Looking at the smiles on the children’s faces you see one obvious advantage but there are many other benefits to this programme. While some benefits are instantaneous, others don’t take effect until off the field. Autistic children need activity and exercise as much as the next but are unable to play in team sports or participate in some other activities. Riding is both enjoyable and improves the child’s physical and mental health. Dr. Kanchana and the parents explained the main benefits that they have discovered are the children’s speaking and listening skills which are improved as they try to communicate with both their horses and soldier volunteers. While each child is flanked by three soldiers, the children are still afraid of falling off, and this means that they quickly learn to pay attention and sit still – one of the hardest conditions to overcome with autism.

The programme does not just benefit the child but also the families, as it offers them group support. Parents share stories of achievement, provide encouragement, tips and support to one another during hard and frustrating times. “The main benefit for me personally,” a mother explains, “is the understanding I receive from the other parents. Knowing that you are not alone is very important.” Every detail of the programme is documented, building up data for research. Parents fill out weekly reports on how their child’s behaviour has been at home and at school for the doctor to study. This helps the family, teacher and doctor monitor changes, work together and see what has helped the child, and will therefore be beneficial to other children. As Dr. Kanchana watches from the side of the ring she gives parents personal and useful tips. She is personally involved in every child’s case and is able to be there for them as they grow.
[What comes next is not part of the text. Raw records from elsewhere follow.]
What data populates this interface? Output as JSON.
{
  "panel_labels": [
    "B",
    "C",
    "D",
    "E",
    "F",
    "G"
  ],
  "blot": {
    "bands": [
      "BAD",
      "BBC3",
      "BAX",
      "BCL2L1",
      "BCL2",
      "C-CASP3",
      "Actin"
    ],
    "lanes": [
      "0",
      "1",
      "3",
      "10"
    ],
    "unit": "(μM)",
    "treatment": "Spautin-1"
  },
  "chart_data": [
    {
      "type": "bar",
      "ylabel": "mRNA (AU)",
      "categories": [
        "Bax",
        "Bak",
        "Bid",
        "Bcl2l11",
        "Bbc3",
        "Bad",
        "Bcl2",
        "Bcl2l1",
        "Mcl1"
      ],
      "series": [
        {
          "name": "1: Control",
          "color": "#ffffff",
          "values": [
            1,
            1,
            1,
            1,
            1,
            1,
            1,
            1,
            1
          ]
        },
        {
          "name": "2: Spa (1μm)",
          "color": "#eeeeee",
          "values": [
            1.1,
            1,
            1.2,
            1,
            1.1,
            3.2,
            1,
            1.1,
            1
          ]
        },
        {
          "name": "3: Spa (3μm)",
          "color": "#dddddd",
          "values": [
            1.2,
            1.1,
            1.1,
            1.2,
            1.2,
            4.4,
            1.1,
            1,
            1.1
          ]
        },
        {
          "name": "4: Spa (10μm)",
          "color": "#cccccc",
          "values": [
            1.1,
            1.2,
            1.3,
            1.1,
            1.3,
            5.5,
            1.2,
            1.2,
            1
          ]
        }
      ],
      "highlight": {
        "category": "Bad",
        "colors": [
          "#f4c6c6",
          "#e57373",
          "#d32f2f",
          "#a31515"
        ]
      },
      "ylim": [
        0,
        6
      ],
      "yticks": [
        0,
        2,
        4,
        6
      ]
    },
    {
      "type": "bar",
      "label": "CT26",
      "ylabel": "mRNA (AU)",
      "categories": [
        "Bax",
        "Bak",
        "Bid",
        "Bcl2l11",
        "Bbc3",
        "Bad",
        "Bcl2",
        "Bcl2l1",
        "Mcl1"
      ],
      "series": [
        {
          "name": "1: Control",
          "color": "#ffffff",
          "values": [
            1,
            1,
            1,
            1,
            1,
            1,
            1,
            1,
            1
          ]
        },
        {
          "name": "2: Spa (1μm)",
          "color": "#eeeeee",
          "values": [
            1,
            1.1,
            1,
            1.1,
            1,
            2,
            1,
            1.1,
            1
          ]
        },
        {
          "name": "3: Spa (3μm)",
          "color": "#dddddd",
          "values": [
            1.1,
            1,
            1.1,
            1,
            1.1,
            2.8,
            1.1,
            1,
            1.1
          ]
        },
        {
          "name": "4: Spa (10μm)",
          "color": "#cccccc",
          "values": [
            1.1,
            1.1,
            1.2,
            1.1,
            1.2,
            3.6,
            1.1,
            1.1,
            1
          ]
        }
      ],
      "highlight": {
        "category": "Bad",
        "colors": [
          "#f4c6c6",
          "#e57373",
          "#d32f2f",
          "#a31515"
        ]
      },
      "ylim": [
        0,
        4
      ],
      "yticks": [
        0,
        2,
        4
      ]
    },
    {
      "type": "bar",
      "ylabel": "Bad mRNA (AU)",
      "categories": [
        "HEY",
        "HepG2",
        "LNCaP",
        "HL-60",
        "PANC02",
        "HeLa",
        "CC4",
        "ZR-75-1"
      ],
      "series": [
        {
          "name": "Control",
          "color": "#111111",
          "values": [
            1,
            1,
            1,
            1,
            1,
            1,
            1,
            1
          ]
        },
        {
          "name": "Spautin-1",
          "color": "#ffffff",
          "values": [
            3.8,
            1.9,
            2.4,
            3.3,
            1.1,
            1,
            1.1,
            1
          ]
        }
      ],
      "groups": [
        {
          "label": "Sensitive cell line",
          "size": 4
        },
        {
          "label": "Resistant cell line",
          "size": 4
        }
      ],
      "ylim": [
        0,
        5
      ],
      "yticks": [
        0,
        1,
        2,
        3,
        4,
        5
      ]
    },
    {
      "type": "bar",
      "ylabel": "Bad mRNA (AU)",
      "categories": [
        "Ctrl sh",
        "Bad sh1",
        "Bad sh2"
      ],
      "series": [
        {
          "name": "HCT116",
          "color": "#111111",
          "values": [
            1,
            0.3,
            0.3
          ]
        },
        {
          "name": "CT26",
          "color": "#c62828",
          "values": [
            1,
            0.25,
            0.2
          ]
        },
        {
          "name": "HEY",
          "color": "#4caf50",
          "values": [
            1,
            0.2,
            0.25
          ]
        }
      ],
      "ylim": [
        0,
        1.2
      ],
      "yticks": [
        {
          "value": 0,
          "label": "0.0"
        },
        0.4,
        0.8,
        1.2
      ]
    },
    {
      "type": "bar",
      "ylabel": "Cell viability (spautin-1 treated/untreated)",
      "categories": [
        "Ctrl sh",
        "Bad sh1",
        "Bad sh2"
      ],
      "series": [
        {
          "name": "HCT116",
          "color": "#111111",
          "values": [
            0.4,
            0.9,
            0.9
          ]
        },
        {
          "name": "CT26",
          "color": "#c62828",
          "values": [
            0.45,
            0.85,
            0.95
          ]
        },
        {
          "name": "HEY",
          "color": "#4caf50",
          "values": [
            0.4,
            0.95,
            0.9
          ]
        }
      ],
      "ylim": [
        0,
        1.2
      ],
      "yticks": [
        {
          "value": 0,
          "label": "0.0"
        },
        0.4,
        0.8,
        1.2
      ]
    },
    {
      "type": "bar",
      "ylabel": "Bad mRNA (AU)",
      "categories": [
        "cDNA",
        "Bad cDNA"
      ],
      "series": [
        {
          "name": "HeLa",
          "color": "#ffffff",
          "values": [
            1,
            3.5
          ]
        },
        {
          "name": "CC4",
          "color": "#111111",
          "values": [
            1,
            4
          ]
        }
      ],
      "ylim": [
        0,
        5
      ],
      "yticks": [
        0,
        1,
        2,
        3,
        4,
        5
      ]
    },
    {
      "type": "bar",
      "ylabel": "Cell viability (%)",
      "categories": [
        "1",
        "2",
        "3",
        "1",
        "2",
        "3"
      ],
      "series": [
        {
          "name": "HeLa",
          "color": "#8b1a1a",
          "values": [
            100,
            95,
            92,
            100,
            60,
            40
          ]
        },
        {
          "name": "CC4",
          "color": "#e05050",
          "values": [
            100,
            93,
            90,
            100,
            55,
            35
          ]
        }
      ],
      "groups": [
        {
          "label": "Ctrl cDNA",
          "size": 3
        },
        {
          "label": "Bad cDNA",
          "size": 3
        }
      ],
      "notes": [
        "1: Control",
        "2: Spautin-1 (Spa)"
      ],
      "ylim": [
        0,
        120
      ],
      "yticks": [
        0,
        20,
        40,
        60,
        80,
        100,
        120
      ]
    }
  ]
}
A five year old boy didn’t feel like riding the day I visited, he ran to the side and played with his toys. As a solider approached, and went down on his knees the boy initially didn’t acknowledge him, but after soft cajoling, the boy agreed to get back onto the horse only if he was allowed to take his badminton racquet with him. “As long as they are safe, anything that encourages their involvement is allowed.” Dr. Kanchana explained.

While usually lost in a world of their own, the children are very responsive and wave to parents with smiles on their faces as they ride along. The fact that they are enjoying an activity which is aimed just for them and in a new environment dramatically improves their quality of life. They learn to make friends, overcome fears, gain confidence, increase their participation with others and learn to love animals. Some benefits take time to manifest but over time it is noticed that the children have better concentration and better relationships with friends and family. Their teachers have found that many of the children’s handwriting have improved and that they are able to focus and pay attention for longer periods of time.

Although Thailand has moved forward quickly in the past few years with advancements in programmes for the autistic people there are still few studies on autism in Thailand. No definitive studies have been conducted in Thailand yet regarding this new form of therapy but there has been significant evidence that this programme has helped both the children and anyone that is involved with it.